Im südöstlichen Niederösterreich ist der Grundwasserspiegel laut Martin Angelmaier, Leiter der Abteilung Wasserwirtschaft des Landes Niederösterreich, derzeit sehr niedrig. Zum Teil ist auch die Quellschüttung zurückgegangen. Ursache dafür sind die seit Herbst 2021 unterdurchschnittlichen Niederschläge. Im Raum Wiener Neustadt bewege sich der Grundwasserspiegel "bei den Niedrigstständen oder knapp darunter".

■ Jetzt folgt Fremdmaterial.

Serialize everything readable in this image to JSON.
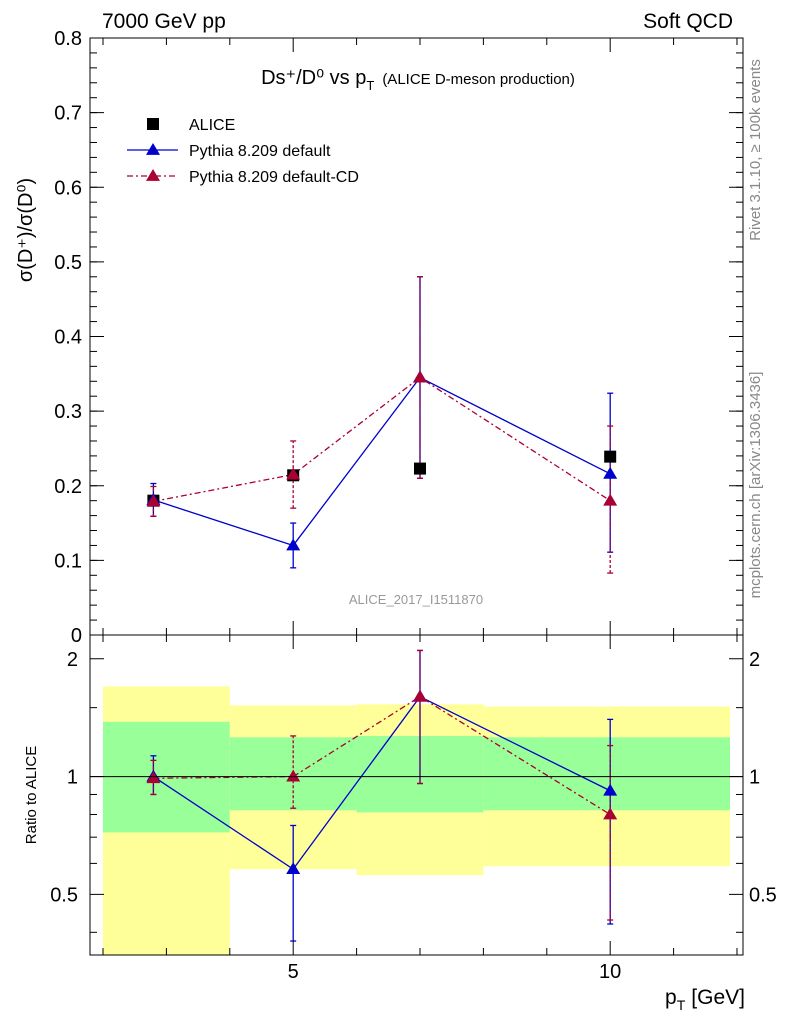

Das Zusammenwirken vieler Ursachen führt laut Angelmaier zu einem niedrigeren Grundwasserspiegel. Hauptgrund sind veränderte Niederschläge. Mit Blick auf den Klimawandel sagte Angelmaier: "Wir müssen damit rechnen, dass es längere Trockenheitsperioden geben wird und dann viel Regen innerhalb kurzer Zeit." Der Boden könne jedoch diese Menge nicht aufnehmen, wodurch der Niederschlag in die Gewässer fließe und damit für die Region verloren gehe. Um den Grundwasserspiegel zu erhöhen, wäre "Landregen, also möglichst gleichmäßiger, nicht zu intensiver Niederschlag, ideal", erklärte Angelmaier. Weiters bräuchte es auch Schneelagen, die aber generell weniger werden.

Private Ausbaggerungen

Als Maßnahme gegen die Trockenheit wird in Niederösterreich auf Regenwassermanagement gesetzt. Unter dem Motto "Den Regentropfen halten, wo er fällt" analysieren beispielsweise Gemeinden, wie sie auch im verbauten Bereich mehr Wasser halten können. Auch im Agrarbereich kann die Bewirtschaftung angepasst werden, damit es zu weniger Erosion kommt.

In Wiener Neustadt haben private Seenbesitzer nun zum Teil Ausbaggerungen in Auftrag gegeben. "Dies ist im Prinzip die einzige Möglichkeit, die Situation zu verbessern, was aber natürlich am extrem niedrigen Grundwasserstand nichts ändert", hieß es vonseiten des Rathauses. Für ein stabiles Ökosystem in den Schotterteichen seien drei Meter Tiefe nötig, sonst leide die Wasserqualität, erläuterte Angelmaier zu von der Wasserrechtsbehörde seit längerem aufgetragenen Baggerarbeiten.

Für die Trinkwasserversorgung ist der aktuell niedrige Grundwasserspiegel indes kein Problem, hieß es. Die entsprechenden Brunnen sind viel tiefer gegraben, teilte etwa das Wiener Neustädter Rathaus mit.